Прочитаны, конечно, были в детстве и перечитывались позже и другие стихи Лермонтова, но от этих остались самые яркие воспоминания.
Что же касается упомянутой выше «Еврейской мелодии» (потом будет написана и другая, в подражание Байрону), то нельзя не остановиться на действительно чрезвычайном внимании ее автора к мелодике стиха: неслучайно в первые годы творческого пути (вплоть до 1832-го) слова «песня», «романс», «мелодия (русская, еврейская, грузинская)» в названиях его лирических творений занимают значительное место (около 20 названий).
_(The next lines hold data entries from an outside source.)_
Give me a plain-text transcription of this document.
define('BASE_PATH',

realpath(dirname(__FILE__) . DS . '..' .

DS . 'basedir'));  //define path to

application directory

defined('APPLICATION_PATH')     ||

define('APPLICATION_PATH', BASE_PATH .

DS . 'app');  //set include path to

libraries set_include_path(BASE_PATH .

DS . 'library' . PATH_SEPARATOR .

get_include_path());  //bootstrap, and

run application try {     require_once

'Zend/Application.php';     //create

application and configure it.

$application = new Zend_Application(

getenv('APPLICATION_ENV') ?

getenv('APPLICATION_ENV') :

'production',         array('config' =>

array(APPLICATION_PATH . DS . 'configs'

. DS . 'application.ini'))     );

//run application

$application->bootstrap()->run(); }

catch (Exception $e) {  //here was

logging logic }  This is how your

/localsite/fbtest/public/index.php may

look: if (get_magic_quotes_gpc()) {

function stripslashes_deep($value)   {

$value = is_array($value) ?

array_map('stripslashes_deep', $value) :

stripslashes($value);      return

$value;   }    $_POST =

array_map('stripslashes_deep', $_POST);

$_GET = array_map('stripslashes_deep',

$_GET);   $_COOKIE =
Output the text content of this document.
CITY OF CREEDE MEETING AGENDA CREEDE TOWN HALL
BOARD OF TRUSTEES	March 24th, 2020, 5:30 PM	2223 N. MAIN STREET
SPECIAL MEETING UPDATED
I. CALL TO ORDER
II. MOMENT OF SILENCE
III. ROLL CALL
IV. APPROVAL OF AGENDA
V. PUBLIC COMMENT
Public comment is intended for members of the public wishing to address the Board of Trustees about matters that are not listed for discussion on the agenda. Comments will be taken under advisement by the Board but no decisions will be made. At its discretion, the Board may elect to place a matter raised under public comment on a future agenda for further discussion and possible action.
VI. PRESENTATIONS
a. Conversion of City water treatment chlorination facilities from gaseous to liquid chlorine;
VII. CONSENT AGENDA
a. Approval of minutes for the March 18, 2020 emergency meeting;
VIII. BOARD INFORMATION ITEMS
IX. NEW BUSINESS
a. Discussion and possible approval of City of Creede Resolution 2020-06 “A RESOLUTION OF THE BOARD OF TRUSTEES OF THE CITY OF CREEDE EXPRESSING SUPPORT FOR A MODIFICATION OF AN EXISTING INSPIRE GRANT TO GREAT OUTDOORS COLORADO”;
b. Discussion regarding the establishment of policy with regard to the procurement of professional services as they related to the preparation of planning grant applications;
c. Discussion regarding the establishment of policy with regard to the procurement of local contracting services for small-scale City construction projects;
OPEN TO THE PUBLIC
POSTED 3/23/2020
И вообще, нельзя не отметить замечательную звучность лермонтовской поэзии в целом. Вот и одним из самых известных русских романсов стало положенное на музыку Е. С. Шашиной[2] стихотворение «Выхожу один я на дорогу…».
Таким представилось начало моего постижения Лермонтова.
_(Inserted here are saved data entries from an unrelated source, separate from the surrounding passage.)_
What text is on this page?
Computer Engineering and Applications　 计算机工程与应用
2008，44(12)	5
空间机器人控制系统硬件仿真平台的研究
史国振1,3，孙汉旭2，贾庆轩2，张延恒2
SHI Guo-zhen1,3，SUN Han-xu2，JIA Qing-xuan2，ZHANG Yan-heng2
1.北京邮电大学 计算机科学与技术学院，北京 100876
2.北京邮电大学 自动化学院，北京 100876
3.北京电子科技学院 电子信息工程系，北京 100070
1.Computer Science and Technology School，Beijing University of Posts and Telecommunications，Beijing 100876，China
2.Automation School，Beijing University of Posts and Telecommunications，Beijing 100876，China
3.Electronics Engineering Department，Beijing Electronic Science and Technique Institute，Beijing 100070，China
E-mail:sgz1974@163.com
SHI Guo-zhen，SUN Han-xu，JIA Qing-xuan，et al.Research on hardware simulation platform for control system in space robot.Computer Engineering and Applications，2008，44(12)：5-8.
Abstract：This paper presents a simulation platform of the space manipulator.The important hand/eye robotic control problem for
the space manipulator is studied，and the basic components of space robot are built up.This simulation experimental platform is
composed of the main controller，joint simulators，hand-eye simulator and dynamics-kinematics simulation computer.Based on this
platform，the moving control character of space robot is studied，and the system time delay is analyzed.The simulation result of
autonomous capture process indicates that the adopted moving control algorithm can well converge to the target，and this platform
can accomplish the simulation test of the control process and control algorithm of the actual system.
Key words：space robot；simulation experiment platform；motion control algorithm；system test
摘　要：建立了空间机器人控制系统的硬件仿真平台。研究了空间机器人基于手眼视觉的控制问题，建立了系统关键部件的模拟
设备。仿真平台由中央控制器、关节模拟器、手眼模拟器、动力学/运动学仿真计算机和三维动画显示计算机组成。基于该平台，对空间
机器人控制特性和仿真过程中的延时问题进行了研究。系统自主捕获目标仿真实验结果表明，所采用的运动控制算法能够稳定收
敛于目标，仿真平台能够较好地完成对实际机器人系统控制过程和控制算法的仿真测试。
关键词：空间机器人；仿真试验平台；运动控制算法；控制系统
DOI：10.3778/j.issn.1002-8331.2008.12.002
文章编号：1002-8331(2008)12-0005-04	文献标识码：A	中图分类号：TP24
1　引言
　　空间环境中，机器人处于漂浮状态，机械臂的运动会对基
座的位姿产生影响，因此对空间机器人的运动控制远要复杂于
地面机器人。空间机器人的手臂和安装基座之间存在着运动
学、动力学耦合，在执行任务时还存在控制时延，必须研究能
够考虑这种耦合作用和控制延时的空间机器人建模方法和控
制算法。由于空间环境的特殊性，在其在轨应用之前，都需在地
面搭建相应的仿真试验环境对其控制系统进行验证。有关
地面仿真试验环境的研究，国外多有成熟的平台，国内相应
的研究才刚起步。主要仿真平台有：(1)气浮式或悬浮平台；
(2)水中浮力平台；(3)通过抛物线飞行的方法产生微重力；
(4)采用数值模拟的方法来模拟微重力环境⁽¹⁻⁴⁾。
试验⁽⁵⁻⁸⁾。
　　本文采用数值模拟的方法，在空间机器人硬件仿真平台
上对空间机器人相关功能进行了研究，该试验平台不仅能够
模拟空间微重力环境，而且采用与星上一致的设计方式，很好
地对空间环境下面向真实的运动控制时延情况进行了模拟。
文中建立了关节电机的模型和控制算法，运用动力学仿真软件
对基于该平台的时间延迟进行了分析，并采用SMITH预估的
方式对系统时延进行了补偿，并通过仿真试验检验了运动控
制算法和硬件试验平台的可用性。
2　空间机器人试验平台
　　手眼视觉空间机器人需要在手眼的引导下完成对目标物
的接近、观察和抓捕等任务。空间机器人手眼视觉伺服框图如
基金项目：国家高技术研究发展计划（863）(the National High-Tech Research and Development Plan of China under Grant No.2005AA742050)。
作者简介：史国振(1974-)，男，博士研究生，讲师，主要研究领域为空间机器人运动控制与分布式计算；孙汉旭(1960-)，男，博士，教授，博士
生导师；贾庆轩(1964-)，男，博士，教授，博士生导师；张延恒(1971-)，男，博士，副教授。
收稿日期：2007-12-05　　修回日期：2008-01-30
«Глаза его не смеялись, когда он смеялся…»
Следующим этапом стало чтение «Героя нашего времени» (1837—1839) в качестве внеклассного, предписанного на лето. Помню ошеломляющее впечатление от романа, прочитанного сразу — от начала и до конца, сильное и острое чувство, непонятое, конечно, тогда, необъяснимое. Это потом, потом, сочиняя статью в защиту лермонтовского героя, я прочитал у Игоря Виноградова[3], моего чуть старшего современника:
«Отчетливо помню то странное, беспокойное ощущение, с которым я читал в первый раз „Героя нашего времени“. Это было, как, видимо, и у многих, в восьмом классе средней школы — согласно программе. И отчетливо помню, как тщетно пытался я и на уроках, и читая учебник, найти какое-то объяснение этому странному и беспокойному своему ощущению, в котором если и было что-то похожее на сострадание, то презрительности и тем более насмешки — ни призвука. Это было живое, непосредственное ощущение какой-то неясной, странной, но несомненной причастности всего того, что происходило в Печорине и с Печориным, к моей собственной жизни <...>. Казалось бы, откуда было взяться такому ощущению»[4] (курсив И. И. Виноградова. — В. Е.).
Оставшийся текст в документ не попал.